Dormant BTC Wallet Reactivates: 500 BTC Moved After 12 Years
A dormant Bitcoin (BTC) wallet—created on Nov 27, 2013—moved 500 BTC (about $40M) on May 10, ending 12.5 years of inactivity. The transfer was broadcast at block height 948,822. At the time of creation, BTC traded near $923, implying the stash was worth roughly $461.5K then—now about 87x higher.
For traders, the key point is destination risk. On-chain data shows none of the 500 BTC were sent to exchange deposit addresses, and trackers did not flag a sharp post-transfer sell-off spike. That makes near-term spot-selling pressure less likely.

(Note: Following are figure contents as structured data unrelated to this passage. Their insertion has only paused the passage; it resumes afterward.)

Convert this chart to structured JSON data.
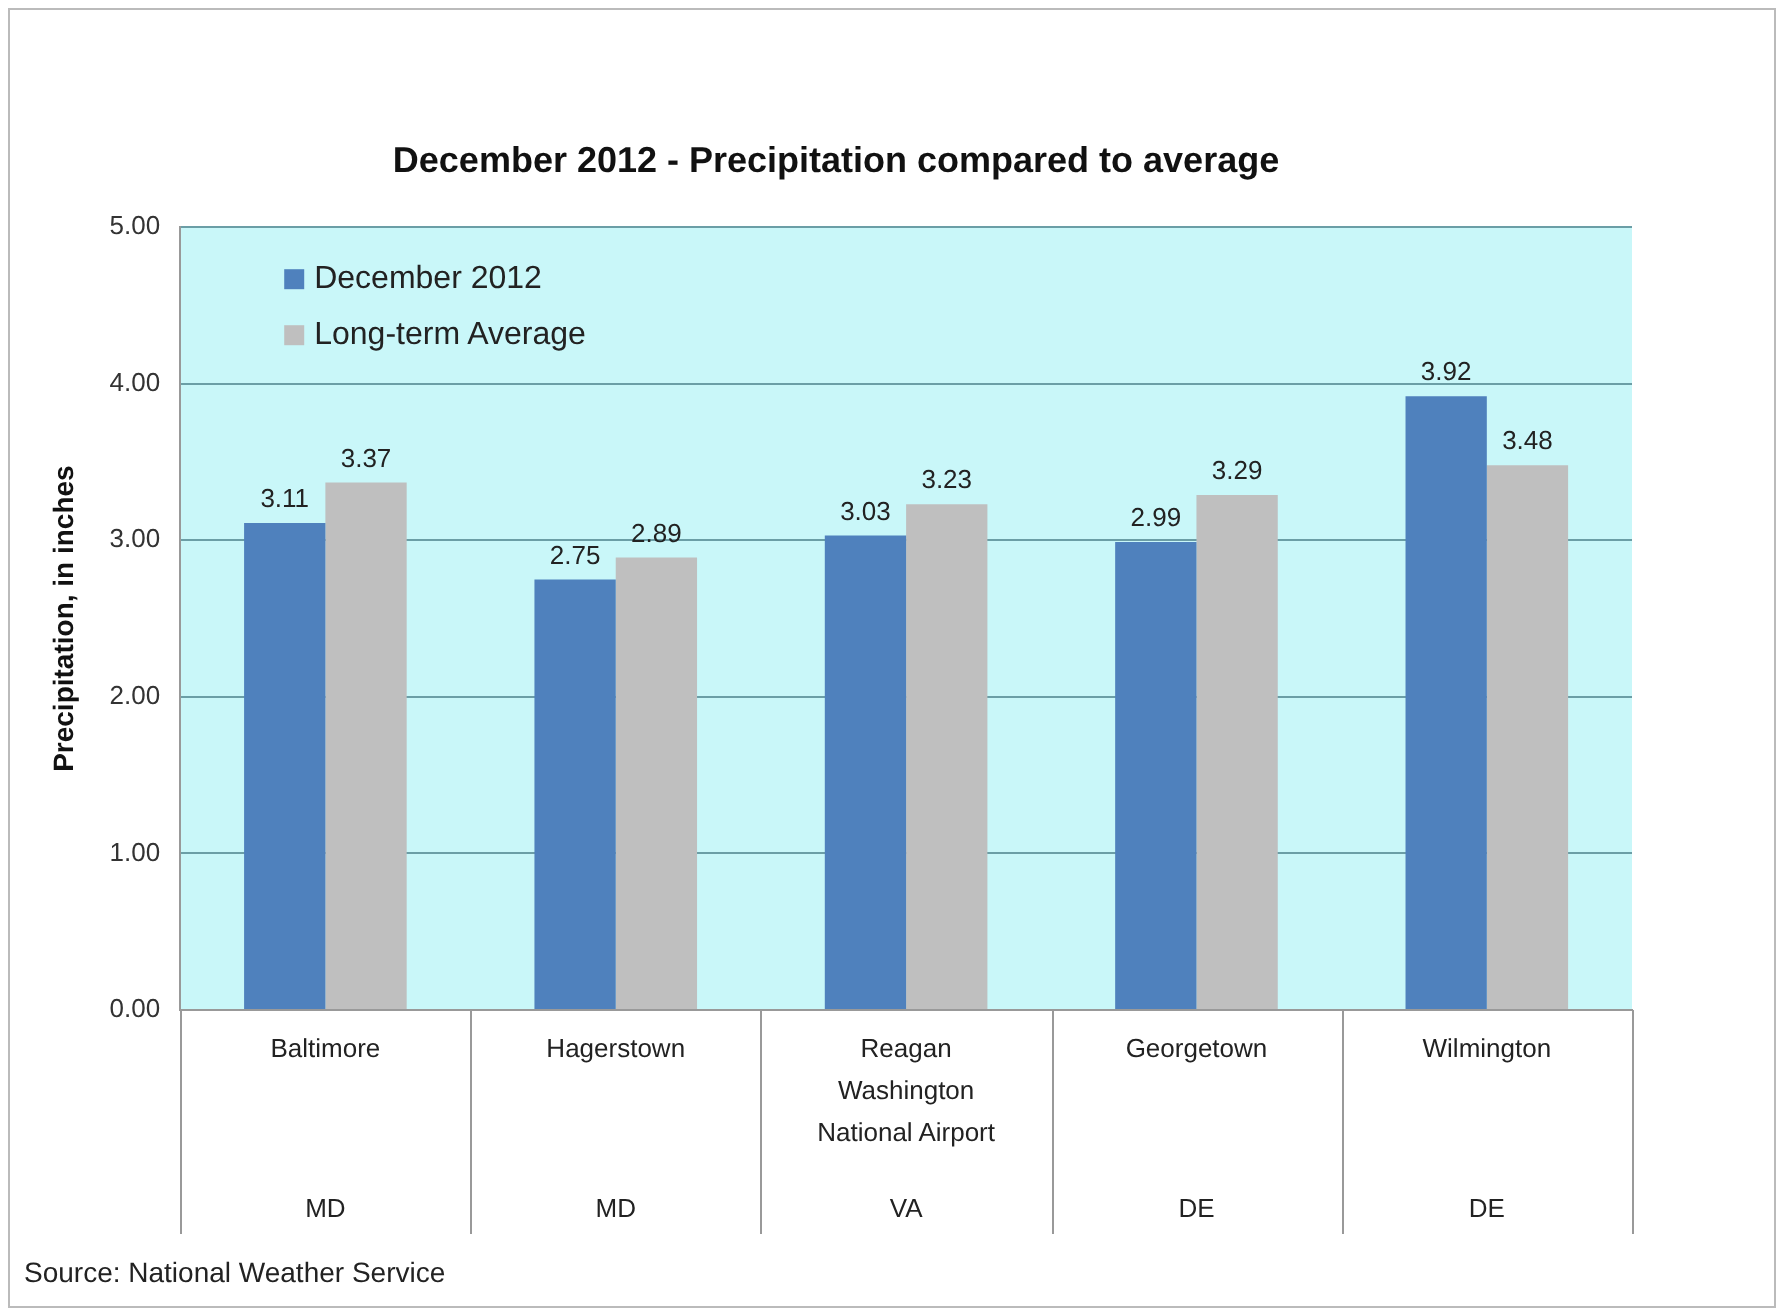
{
  "chart_data": {
    "type": "bar",
    "title": "December 2012 - Precipitation compared to average",
    "ylabel": "Precipitation, in inches",
    "categories": [
      "Baltimore\nMD",
      "Hagerstown\nMD",
      "Reagan\nWashington\nNational Airport\nVA",
      "Georgetown\nDE",
      "Wilmington\nDE"
    ],
    "series": [
      {
        "name": "December 2012",
        "color": "#4f81bd",
        "values": [
          3.11,
          2.75,
          3.03,
          2.99,
          3.92
        ]
      },
      {
        "name": "Long-term Average",
        "color": "#bfbfbf",
        "values": [
          3.37,
          2.89,
          3.23,
          3.29,
          3.48
        ]
      }
    ],
    "ylim": [
      0,
      5
    ],
    "yticks": [
      {
        "value": 0,
        "label": "0.00"
      },
      {
        "value": 1,
        "label": "1.00"
      },
      {
        "value": 2,
        "label": "2.00"
      },
      {
        "value": 3,
        "label": "3.00"
      },
      {
        "value": 4,
        "label": "4.00"
      },
      {
        "value": 5,
        "label": "5.00"
      }
    ],
    "grid": "y",
    "legend": "top left",
    "data_labels": true,
    "annotations": [
      "Source: National Weather Service"
    ]
  }
}
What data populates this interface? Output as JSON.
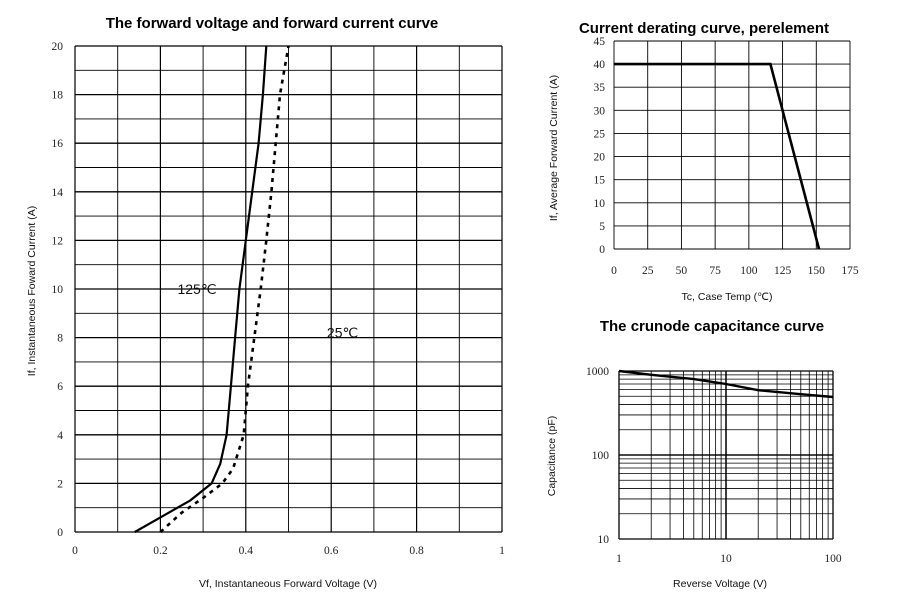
{
  "chart_data": [
    {
      "type": "line",
      "title": "The forward voltage and forward current curve",
      "xlabel": "Vf, Instantaneous Forward Voltage (V)",
      "ylabel": "If, Instantaneous Foward Current (A)",
      "xlim": [
        0,
        1
      ],
      "ylim": [
        0,
        20
      ],
      "x_ticks": [
        "0",
        "0.2",
        "0.4",
        "0.6",
        "0.8",
        "1"
      ],
      "y_ticks": [
        "0",
        "2",
        "4",
        "6",
        "8",
        "10",
        "12",
        "14",
        "16",
        "18",
        "20"
      ],
      "grid": true,
      "series": [
        {
          "name": "125℃",
          "style": "solid",
          "points": [
            [
              0.14,
              0
            ],
            [
              0.2,
              0.6
            ],
            [
              0.27,
              1.3
            ],
            [
              0.32,
              2
            ],
            [
              0.34,
              2.8
            ],
            [
              0.355,
              4
            ],
            [
              0.365,
              6
            ],
            [
              0.375,
              8
            ],
            [
              0.385,
              10
            ],
            [
              0.4,
              12
            ],
            [
              0.415,
              14
            ],
            [
              0.43,
              16
            ],
            [
              0.44,
              18
            ],
            [
              0.448,
              20
            ]
          ]
        },
        {
          "name": "25℃",
          "style": "dashed",
          "points": [
            [
              0.2,
              0
            ],
            [
              0.25,
              0.8
            ],
            [
              0.3,
              1.4
            ],
            [
              0.345,
              2
            ],
            [
              0.37,
              2.6
            ],
            [
              0.395,
              4
            ],
            [
              0.405,
              6
            ],
            [
              0.42,
              8
            ],
            [
              0.435,
              10
            ],
            [
              0.448,
              12
            ],
            [
              0.46,
              14
            ],
            [
              0.47,
              16
            ],
            [
              0.48,
              18
            ],
            [
              0.5,
              20
            ]
          ]
        }
      ],
      "annotations": [
        {
          "text": "125℃",
          "x": 0.24,
          "y": 10
        },
        {
          "text": "25℃",
          "x": 0.59,
          "y": 8.2
        }
      ]
    },
    {
      "type": "line",
      "title": "Current derating curve, perelement",
      "xlabel": "Tc, Case Temp (℃)",
      "ylabel": "If, Average Forward Current (A)",
      "xlim": [
        0,
        175
      ],
      "ylim": [
        0,
        45
      ],
      "x_ticks": [
        "0",
        "25",
        "50",
        "75",
        "100",
        "125",
        "150",
        "175"
      ],
      "y_ticks": [
        "0",
        "5",
        "10",
        "15",
        "20",
        "25",
        "30",
        "35",
        "40",
        "45"
      ],
      "grid": true,
      "series": [
        {
          "style": "solid",
          "points": [
            [
              0,
              40
            ],
            [
              116,
              40
            ],
            [
              152,
              0
            ]
          ]
        }
      ]
    },
    {
      "type": "line",
      "title": "The crunode capacitance curve",
      "xlabel": "Reverse Voltage (V)",
      "ylabel": "Capacitance (pF)",
      "xscale": "log",
      "yscale": "log",
      "xlim": [
        1,
        100
      ],
      "ylim": [
        10,
        1000
      ],
      "x_ticks": [
        "1",
        "10",
        "100"
      ],
      "y_ticks": [
        "10",
        "100",
        "1000"
      ],
      "grid": true,
      "series": [
        {
          "style": "solid",
          "points": [
            [
              1,
              1000
            ],
            [
              2,
              900
            ],
            [
              5,
              800
            ],
            [
              10,
              700
            ],
            [
              20,
              590
            ],
            [
              50,
              530
            ],
            [
              100,
              490
            ]
          ]
        }
      ]
    }
  ]
}
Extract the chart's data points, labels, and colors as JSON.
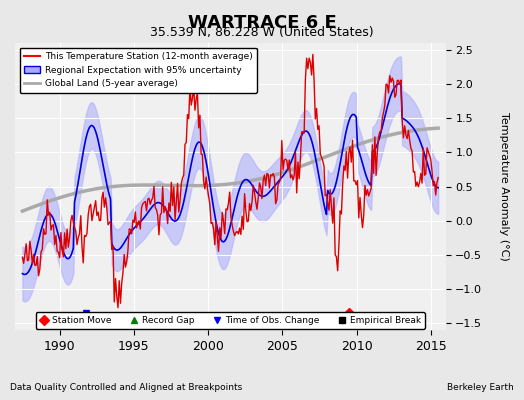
{
  "title": "WARTRACE 6 E",
  "subtitle": "35.539 N, 86.228 W (United States)",
  "ylabel": "Temperature Anomaly (°C)",
  "xlabel_left": "Data Quality Controlled and Aligned at Breakpoints",
  "xlabel_right": "Berkeley Earth",
  "ylim": [
    -1.6,
    2.6
  ],
  "xlim": [
    1987.0,
    2016.0
  ],
  "yticks": [
    -1.5,
    -1.0,
    -0.5,
    0.0,
    0.5,
    1.0,
    1.5,
    2.0,
    2.5
  ],
  "xticks": [
    1990,
    1995,
    2000,
    2005,
    2010,
    2015
  ],
  "bg_color": "#e8e8e8",
  "plot_bg_color": "#f0f0f0",
  "grid_color": "#ffffff",
  "station_move_x": 2009.5,
  "station_move_y": -1.35,
  "obs_change_x": 1992.0,
  "obs_change_y": -1.35
}
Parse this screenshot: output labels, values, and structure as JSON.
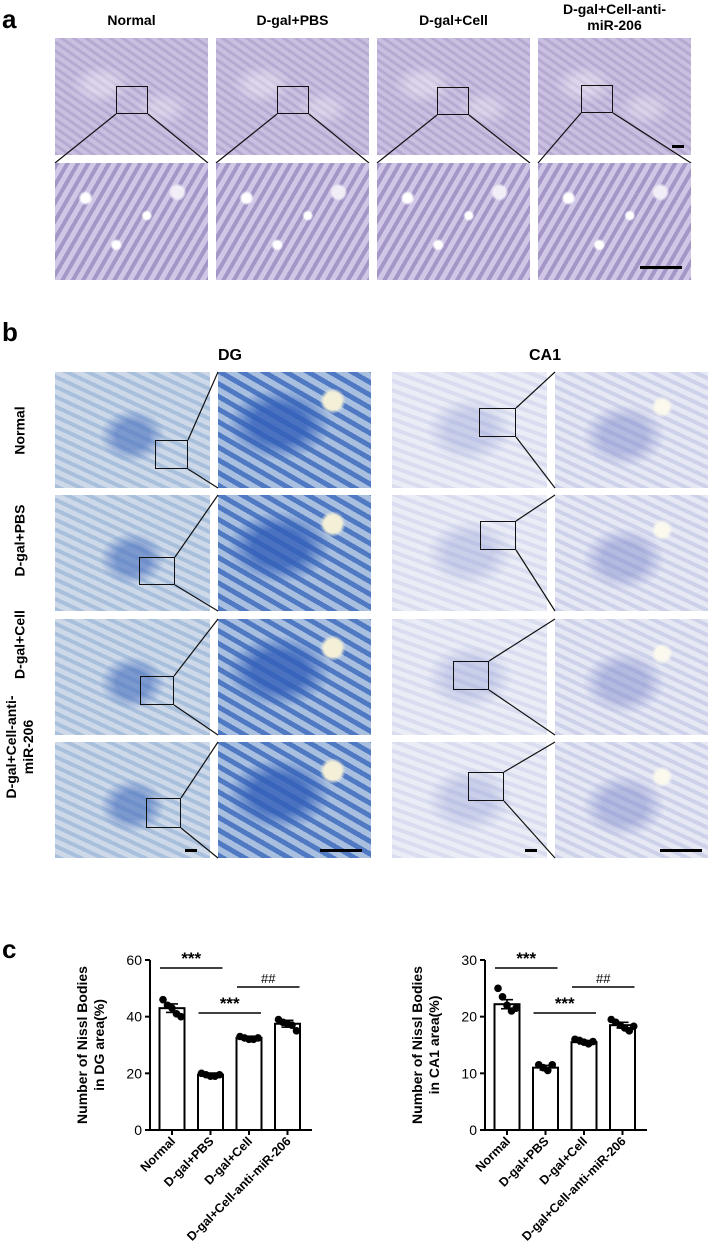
{
  "panel_labels": {
    "a": "a",
    "b": "b",
    "c": "c"
  },
  "panel_a": {
    "columns": [
      "Normal",
      "D-gal+PBS",
      "D-gal+Cell",
      "D-gal+Cell-anti-\nmiR-206"
    ]
  },
  "panel_b": {
    "regions": [
      "DG",
      "CA1"
    ],
    "rows": [
      "Normal",
      "D-gal+PBS",
      "D-gal+Cell",
      "D-gal+Cell-anti-\nmiR-206"
    ]
  },
  "colors": {
    "bar_fill": "#ffffff",
    "bar_stroke": "#000000",
    "point": "#000000"
  },
  "chart_data": [
    {
      "type": "bar",
      "categories": [
        "Normal",
        "D-gal+PBS",
        "D-gal+Cell",
        "D-gal+Cell-anti-miR-206"
      ],
      "values": [
        43,
        19.5,
        32.5,
        37.5
      ],
      "errors": [
        1.5,
        0.6,
        0.6,
        1.2
      ],
      "points": [
        [
          46,
          44,
          43,
          41,
          40
        ],
        [
          20,
          19.5,
          19,
          19,
          19.5
        ],
        [
          33,
          32.5,
          32,
          32,
          32.5
        ],
        [
          39,
          38,
          37.5,
          37,
          35
        ]
      ],
      "ylabel": "Number of Nissl Bodies\nin DG area(%)",
      "ylim": [
        0,
        60
      ],
      "yticks": [
        0,
        20,
        40,
        60
      ],
      "annotations": [
        {
          "text": "***",
          "from": 0,
          "to": 1
        },
        {
          "text": "***",
          "from": 1,
          "to": 2
        },
        {
          "text": "##",
          "from": 2,
          "to": 3
        }
      ]
    },
    {
      "type": "bar",
      "categories": [
        "Normal",
        "D-gal+PBS",
        "D-gal+Cell",
        "D-gal+Cell-anti-miR-206"
      ],
      "values": [
        22.2,
        11,
        15.5,
        18.5
      ],
      "errors": [
        0.8,
        0.4,
        0.3,
        0.5
      ],
      "points": [
        [
          25,
          23.5,
          22,
          21,
          21.5
        ],
        [
          11.5,
          11,
          10.5,
          11.5
        ],
        [
          16,
          15.8,
          15.5,
          15.2,
          15.6
        ],
        [
          19.5,
          19,
          18.5,
          18,
          17.5,
          18.3
        ]
      ],
      "ylabel": "Number of Nissl Bodies\nin CA1 area(%)",
      "ylim": [
        0,
        30
      ],
      "yticks": [
        0,
        10,
        20,
        30
      ],
      "annotations": [
        {
          "text": "***",
          "from": 0,
          "to": 1
        },
        {
          "text": "***",
          "from": 1,
          "to": 2
        },
        {
          "text": "##",
          "from": 2,
          "to": 3
        }
      ]
    }
  ]
}
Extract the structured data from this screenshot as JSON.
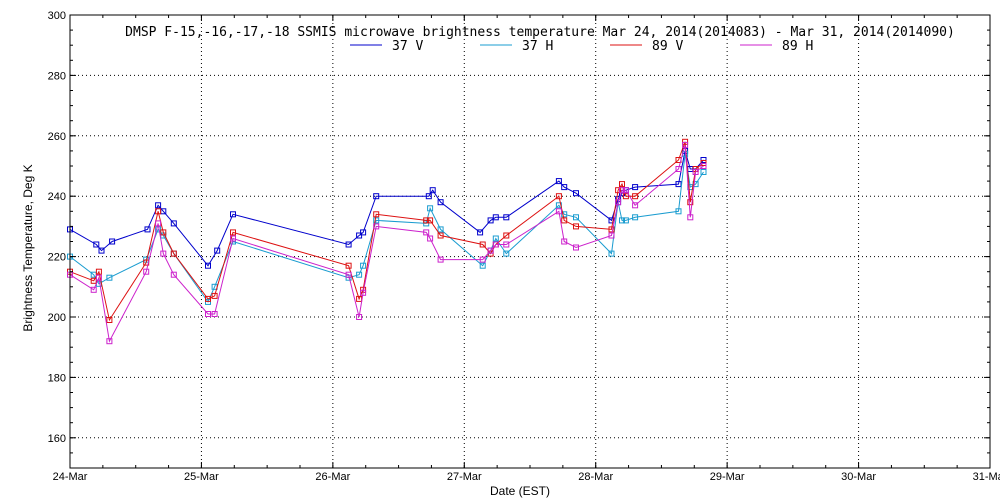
{
  "chart_data": {
    "type": "line",
    "title": "DMSP F-15,-16,-17,-18 SSMIS microwave brightness temperature Mar 24, 2014(2014083) - Mar 31, 2014(2014090)",
    "xlabel": "Date (EST)",
    "ylabel": "Brightness Temperature, Deg K",
    "xlim": [
      0,
      7
    ],
    "ylim": [
      150,
      300
    ],
    "x_ticks": [
      {
        "value": 0,
        "label": "24-Mar"
      },
      {
        "value": 1,
        "label": "25-Mar"
      },
      {
        "value": 2,
        "label": "26-Mar"
      },
      {
        "value": 3,
        "label": "27-Mar"
      },
      {
        "value": 4,
        "label": "28-Mar"
      },
      {
        "value": 5,
        "label": "29-Mar"
      },
      {
        "value": 6,
        "label": "30-Mar"
      },
      {
        "value": 7,
        "label": "31-Mar"
      }
    ],
    "y_ticks": [
      160,
      180,
      200,
      220,
      240,
      260,
      280,
      300
    ],
    "grid": true,
    "legend_position": "top-center",
    "series": [
      {
        "name": "37 V",
        "color": "#0000cc",
        "x": [
          0.0,
          0.2,
          0.24,
          0.32,
          0.59,
          0.67,
          0.71,
          0.79,
          1.05,
          1.12,
          1.24,
          2.12,
          2.2,
          2.23,
          2.33,
          2.73,
          2.76,
          2.82,
          3.12,
          3.2,
          3.24,
          3.32,
          3.72,
          3.76,
          3.85,
          4.12,
          4.17,
          4.2,
          4.23,
          4.3,
          4.63,
          4.68,
          4.72,
          4.76,
          4.82
        ],
        "y": [
          229,
          224,
          222,
          225,
          229,
          237,
          235,
          231,
          217,
          222,
          234,
          224,
          227,
          228,
          240,
          240,
          242,
          238,
          228,
          232,
          233,
          233,
          245,
          243,
          241,
          232,
          239,
          241,
          242,
          243,
          244,
          255,
          249,
          249,
          252
        ]
      },
      {
        "name": "37 H",
        "color": "#1a9cd0",
        "x": [
          0.0,
          0.18,
          0.22,
          0.3,
          0.58,
          0.67,
          0.71,
          0.79,
          1.05,
          1.1,
          1.24,
          2.12,
          2.2,
          2.23,
          2.33,
          2.71,
          2.74,
          2.82,
          3.14,
          3.2,
          3.24,
          3.32,
          3.72,
          3.76,
          3.85,
          4.12,
          4.17,
          4.2,
          4.23,
          4.3,
          4.63,
          4.68,
          4.72,
          4.76,
          4.82
        ],
        "y": [
          220,
          214,
          211,
          213,
          219,
          229,
          227,
          221,
          205,
          210,
          225,
          213,
          214,
          217,
          232,
          231,
          236,
          229,
          217,
          222,
          226,
          221,
          237,
          234,
          233,
          221,
          238,
          232,
          232,
          233,
          235,
          254,
          243,
          244,
          248
        ]
      },
      {
        "name": "89 V",
        "color": "#dd1111",
        "x": [
          0.0,
          0.18,
          0.22,
          0.3,
          0.58,
          0.67,
          0.71,
          0.79,
          1.05,
          1.1,
          1.24,
          2.12,
          2.2,
          2.23,
          2.33,
          2.71,
          2.74,
          2.82,
          3.14,
          3.2,
          3.24,
          3.32,
          3.72,
          3.76,
          3.85,
          4.12,
          4.17,
          4.2,
          4.23,
          4.3,
          4.63,
          4.68,
          4.72,
          4.76,
          4.82
        ],
        "y": [
          215,
          212,
          215,
          199,
          218,
          235,
          228,
          221,
          206,
          207,
          228,
          217,
          206,
          209,
          234,
          232,
          232,
          227,
          224,
          221,
          224,
          227,
          240,
          232,
          230,
          229,
          242,
          244,
          240,
          240,
          252,
          258,
          238,
          249,
          251
        ]
      },
      {
        "name": "89 H",
        "color": "#cc22cc",
        "x": [
          0.0,
          0.18,
          0.22,
          0.3,
          0.58,
          0.67,
          0.71,
          0.79,
          1.05,
          1.1,
          1.24,
          2.12,
          2.2,
          2.23,
          2.33,
          2.71,
          2.74,
          2.82,
          3.14,
          3.2,
          3.24,
          3.32,
          3.72,
          3.76,
          3.85,
          4.12,
          4.17,
          4.2,
          4.23,
          4.3,
          4.63,
          4.68,
          4.72,
          4.76,
          4.82
        ],
        "y": [
          214,
          209,
          213,
          192,
          215,
          231,
          221,
          214,
          201,
          201,
          226,
          214,
          200,
          208,
          230,
          228,
          226,
          219,
          219,
          222,
          224,
          224,
          235,
          225,
          223,
          227,
          238,
          242,
          242,
          237,
          249,
          257,
          233,
          248,
          250
        ]
      }
    ]
  }
}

The event also appears part of a broader 2026 pattern of “sleeping wallet” activity: between blocks 948,694 and 948,822, wallets created from 2013–2017 collectively moved 859.13 BTC (about $69.47M), including 319.13 BTC from 2017-era wallets across six transactions. While legacy awakenings can sometimes precede liquidation, current flow data suggests no coordinated large-scale sell-off.
Market focus remains on follow-on moves from this dormant BTC wallet. Exchange deposits would be the highest-risk trigger; non-exchange transfers may indicate custody or storage changes rather than immediate distribution.
Neutral
The transfer is supply-neutral in the near term because none of the 500 BTC were routed to known exchange deposit addresses, and there was no immediate spike in sell pressure. However, traders still watch for follow-on movements: if the wallet later sends BTC to exchanges, it could quickly shift expectations and trigger sell-side reactions. The broader “sleeping wallet” activity (859.13 BTC across 2013–2017 wallets) adds context but does not currently show coordinated liquidation.